Tomorrow morning I will be getting up at ohmygod o'clock and preparing myself for a working day. This is most unfair.
It's that time of year again when the working masses, each of whom has spent the previous week or so on the sofa gaining girth like a giant redwood, remember that they have a day job and they'd better get out and do it.
By all accounts, this is one of the most depressing weeks of the year. It's to do with the shock return to the drudgery of work, allied to the end of the festive period and the arrival of credit card bills bearing numbers previously only encountered by NASA. Apparently it's enough to push otherwise stable people over the edge. I'm hardly surprised.
The Christmas and New Year period does bring around some odd behaviour itself, though, doesn't it? At what other time of the year do we think it's reasonable to answer in the affirmative to the question: "Ooh, shall we open some beers?" at 2.00pm? And we'll stay up until three in the morning to watch films unnecessarily. I'm quite certain that normal people in the middle of June, for instance, don't find it necessary to polish off a one-pound box of Quality Street while watching a broadcast of the Italian Job - a film that they already own on DVD.
The original one. The one about a Job, set in Italy. Just in case you wondered.
For 50 weeks of the year, it is considered wrong to indulge in this type of behaviour.
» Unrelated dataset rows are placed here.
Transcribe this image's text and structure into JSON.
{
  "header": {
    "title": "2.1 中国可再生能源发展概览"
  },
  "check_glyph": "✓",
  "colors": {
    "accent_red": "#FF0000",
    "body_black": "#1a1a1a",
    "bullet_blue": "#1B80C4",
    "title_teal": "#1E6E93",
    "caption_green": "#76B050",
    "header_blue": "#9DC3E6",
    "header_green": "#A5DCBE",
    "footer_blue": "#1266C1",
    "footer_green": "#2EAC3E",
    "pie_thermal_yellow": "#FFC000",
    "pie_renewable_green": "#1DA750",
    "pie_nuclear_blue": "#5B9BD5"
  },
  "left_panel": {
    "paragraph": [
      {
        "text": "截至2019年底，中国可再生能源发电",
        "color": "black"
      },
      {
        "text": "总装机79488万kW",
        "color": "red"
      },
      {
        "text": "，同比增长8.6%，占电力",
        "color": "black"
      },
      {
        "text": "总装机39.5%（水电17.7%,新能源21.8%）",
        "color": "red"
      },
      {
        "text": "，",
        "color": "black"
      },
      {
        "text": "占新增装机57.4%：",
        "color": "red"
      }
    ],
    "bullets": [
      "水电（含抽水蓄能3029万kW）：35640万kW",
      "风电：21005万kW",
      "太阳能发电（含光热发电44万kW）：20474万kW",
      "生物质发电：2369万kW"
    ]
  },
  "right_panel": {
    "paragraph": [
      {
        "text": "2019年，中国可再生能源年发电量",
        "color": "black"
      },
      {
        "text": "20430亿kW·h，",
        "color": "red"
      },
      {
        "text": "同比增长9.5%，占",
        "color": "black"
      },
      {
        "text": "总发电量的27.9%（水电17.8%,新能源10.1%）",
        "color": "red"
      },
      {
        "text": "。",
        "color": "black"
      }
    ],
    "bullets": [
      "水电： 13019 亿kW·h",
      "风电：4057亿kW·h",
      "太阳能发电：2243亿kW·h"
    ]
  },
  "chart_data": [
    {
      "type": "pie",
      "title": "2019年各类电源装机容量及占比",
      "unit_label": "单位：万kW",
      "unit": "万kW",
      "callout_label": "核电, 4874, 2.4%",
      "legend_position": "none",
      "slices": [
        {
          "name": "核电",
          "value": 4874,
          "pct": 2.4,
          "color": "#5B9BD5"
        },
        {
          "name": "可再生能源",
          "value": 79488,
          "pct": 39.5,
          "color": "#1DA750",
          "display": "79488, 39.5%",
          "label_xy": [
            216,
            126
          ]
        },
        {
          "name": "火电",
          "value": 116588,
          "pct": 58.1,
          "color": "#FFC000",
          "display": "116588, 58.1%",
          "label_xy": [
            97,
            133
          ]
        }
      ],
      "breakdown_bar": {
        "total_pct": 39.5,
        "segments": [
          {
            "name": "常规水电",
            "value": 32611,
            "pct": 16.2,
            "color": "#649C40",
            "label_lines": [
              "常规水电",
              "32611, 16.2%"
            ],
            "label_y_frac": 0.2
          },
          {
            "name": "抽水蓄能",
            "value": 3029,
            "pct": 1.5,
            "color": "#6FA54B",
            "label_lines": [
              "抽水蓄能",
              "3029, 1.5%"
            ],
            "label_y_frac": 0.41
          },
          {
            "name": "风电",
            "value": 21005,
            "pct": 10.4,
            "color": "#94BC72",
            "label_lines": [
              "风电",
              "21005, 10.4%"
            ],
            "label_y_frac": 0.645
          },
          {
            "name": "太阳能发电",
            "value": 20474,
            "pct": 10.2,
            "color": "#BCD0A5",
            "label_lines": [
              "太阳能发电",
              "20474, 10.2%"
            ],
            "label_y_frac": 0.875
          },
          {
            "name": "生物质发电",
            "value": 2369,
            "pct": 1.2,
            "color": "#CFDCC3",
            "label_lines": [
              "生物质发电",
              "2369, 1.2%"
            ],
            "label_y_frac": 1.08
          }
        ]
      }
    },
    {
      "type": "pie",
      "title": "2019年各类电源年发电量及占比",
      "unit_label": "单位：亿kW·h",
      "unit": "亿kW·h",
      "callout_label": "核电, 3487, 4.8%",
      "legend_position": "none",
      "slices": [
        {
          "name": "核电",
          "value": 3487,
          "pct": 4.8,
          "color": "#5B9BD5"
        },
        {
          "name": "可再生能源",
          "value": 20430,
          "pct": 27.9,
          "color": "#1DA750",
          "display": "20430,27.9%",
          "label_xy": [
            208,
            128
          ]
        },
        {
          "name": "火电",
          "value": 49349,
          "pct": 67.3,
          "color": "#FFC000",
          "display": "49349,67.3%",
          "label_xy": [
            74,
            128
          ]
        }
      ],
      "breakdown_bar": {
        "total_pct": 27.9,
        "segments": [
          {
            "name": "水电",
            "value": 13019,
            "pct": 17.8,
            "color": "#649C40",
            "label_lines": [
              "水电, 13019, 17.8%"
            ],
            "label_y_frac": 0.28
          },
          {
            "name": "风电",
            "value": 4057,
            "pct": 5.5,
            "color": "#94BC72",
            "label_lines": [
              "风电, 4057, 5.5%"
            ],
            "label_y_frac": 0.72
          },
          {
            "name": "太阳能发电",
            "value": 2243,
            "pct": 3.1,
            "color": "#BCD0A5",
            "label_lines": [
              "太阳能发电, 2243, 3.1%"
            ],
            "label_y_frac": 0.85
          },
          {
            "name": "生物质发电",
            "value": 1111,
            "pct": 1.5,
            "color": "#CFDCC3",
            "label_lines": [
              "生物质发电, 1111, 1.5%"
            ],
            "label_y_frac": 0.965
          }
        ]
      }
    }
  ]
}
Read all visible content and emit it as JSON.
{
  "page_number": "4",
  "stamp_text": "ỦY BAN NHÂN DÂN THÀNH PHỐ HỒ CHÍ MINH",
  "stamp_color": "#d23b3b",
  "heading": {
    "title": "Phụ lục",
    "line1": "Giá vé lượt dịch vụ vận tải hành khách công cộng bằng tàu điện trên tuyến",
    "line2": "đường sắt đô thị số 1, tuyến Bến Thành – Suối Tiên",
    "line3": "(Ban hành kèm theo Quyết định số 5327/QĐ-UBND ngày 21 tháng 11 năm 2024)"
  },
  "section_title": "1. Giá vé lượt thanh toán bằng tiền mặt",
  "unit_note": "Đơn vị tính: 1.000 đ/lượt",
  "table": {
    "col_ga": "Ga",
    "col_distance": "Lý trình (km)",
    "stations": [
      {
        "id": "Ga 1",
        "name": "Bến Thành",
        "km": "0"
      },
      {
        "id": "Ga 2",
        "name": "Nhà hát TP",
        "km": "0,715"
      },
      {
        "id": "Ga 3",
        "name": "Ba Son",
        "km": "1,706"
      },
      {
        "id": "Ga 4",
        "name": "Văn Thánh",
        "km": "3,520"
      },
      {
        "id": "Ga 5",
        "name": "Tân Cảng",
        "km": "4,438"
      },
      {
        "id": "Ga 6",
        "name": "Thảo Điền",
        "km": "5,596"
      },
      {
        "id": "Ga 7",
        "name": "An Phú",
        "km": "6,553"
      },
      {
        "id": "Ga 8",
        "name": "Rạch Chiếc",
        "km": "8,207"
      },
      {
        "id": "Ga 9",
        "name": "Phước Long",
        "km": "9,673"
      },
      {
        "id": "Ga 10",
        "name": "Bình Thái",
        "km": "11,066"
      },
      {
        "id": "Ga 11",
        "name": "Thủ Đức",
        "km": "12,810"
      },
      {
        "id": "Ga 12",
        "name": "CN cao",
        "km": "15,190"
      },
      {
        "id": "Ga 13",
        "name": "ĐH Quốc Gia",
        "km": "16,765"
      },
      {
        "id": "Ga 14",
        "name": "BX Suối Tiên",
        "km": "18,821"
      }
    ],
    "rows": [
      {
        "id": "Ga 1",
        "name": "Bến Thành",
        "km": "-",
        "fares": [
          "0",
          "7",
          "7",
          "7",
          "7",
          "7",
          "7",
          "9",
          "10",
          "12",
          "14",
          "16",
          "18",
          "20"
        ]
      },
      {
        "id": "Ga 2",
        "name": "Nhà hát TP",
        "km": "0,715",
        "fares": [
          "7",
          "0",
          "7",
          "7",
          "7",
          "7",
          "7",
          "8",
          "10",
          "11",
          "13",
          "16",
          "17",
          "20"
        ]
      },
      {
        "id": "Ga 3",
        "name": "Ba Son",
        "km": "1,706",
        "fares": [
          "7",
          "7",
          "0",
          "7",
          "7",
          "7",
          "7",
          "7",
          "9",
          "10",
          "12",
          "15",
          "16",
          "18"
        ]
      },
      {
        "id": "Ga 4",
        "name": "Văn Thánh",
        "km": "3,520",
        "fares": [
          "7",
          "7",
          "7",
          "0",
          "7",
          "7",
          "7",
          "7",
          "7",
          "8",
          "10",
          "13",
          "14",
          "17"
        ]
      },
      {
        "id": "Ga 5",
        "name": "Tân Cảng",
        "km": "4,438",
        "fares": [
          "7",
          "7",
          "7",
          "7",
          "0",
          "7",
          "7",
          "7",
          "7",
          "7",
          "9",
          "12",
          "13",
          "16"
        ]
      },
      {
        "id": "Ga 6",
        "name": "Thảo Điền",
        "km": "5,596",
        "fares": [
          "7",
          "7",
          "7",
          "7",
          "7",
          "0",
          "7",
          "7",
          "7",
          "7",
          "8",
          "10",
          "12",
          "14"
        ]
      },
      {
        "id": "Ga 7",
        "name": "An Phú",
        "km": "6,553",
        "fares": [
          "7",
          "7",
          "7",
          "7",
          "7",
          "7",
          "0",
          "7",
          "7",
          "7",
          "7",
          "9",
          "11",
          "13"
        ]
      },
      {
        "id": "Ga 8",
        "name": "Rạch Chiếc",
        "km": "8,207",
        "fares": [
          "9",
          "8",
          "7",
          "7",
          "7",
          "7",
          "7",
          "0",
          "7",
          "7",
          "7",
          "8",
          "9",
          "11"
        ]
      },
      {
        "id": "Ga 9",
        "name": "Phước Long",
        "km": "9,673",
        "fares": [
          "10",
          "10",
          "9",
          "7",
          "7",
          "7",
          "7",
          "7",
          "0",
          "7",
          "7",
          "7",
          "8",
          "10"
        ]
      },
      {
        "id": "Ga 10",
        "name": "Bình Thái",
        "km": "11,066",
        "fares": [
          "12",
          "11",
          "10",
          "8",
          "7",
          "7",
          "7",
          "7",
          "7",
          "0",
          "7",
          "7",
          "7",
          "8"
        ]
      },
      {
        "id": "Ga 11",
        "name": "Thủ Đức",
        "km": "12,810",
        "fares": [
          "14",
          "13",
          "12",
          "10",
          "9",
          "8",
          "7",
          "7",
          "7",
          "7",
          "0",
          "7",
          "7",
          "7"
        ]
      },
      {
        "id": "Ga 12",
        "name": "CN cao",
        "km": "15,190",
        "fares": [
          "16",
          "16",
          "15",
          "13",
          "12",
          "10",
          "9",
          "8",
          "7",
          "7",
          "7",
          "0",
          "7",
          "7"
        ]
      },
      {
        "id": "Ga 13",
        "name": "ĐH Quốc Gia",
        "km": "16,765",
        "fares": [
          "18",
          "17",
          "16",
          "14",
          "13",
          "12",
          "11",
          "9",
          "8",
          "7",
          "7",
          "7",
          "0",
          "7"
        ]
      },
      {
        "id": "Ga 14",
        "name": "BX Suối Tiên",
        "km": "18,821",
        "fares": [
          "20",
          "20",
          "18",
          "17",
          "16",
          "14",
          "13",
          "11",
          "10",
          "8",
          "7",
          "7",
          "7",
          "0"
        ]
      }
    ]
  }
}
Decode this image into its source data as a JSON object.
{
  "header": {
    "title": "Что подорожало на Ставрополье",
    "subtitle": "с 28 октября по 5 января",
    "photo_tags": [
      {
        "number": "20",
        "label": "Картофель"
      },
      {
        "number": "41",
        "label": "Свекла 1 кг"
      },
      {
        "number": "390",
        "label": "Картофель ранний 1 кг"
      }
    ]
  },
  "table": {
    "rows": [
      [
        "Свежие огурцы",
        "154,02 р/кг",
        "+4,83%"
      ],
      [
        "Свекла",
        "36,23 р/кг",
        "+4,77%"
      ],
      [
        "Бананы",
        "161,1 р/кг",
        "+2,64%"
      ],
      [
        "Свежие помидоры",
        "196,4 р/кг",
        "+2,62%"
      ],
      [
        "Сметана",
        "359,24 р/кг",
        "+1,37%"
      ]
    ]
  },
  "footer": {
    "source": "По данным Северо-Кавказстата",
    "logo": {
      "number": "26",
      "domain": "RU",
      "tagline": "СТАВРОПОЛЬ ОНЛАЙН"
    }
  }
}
But at the end of December we all enter this collective stupor. It doesn't even matter if you try to be productive; I went to work for three days last week, but it was that 'between-Christmas-and-New-Year' hinterland. There was the European Crap Food Mountain in the office, as all of us tried to empty our homes of the stuff. We had 36 mince pies to get through, a hundredweight of dry roasted peanuts, yet only two of us were in to consume it. The collection of Pringles tubes looked like a Soviet missile base seen from a distance. And I was suffering. Quite frankly I was operating strictly on autopilot for activities such as conversation. And breathing.
And so at the beginning of January we try to drag ourselves out of it all again. We attempt to shake off the group madness that has afflicted us all. We emerge, grizzly bear-like, from our caves, wriggle off a few sausage roll crumbs from our coats, and regain a sense of normality. Think of me tomorrow morning. Christ on a bendy bus, it's going to be hard.
2 comments:
I hear you. I am sheepishly crawling back to my liver just hoping it will take me back again. I had been on holiday since the 18th of December and the party just ended on Saturday. I've aged eight years in seventeen days.
In the states the party has been raging since the fourth Thursday in November - Thanksgiving Day.
I lost the entire month of December.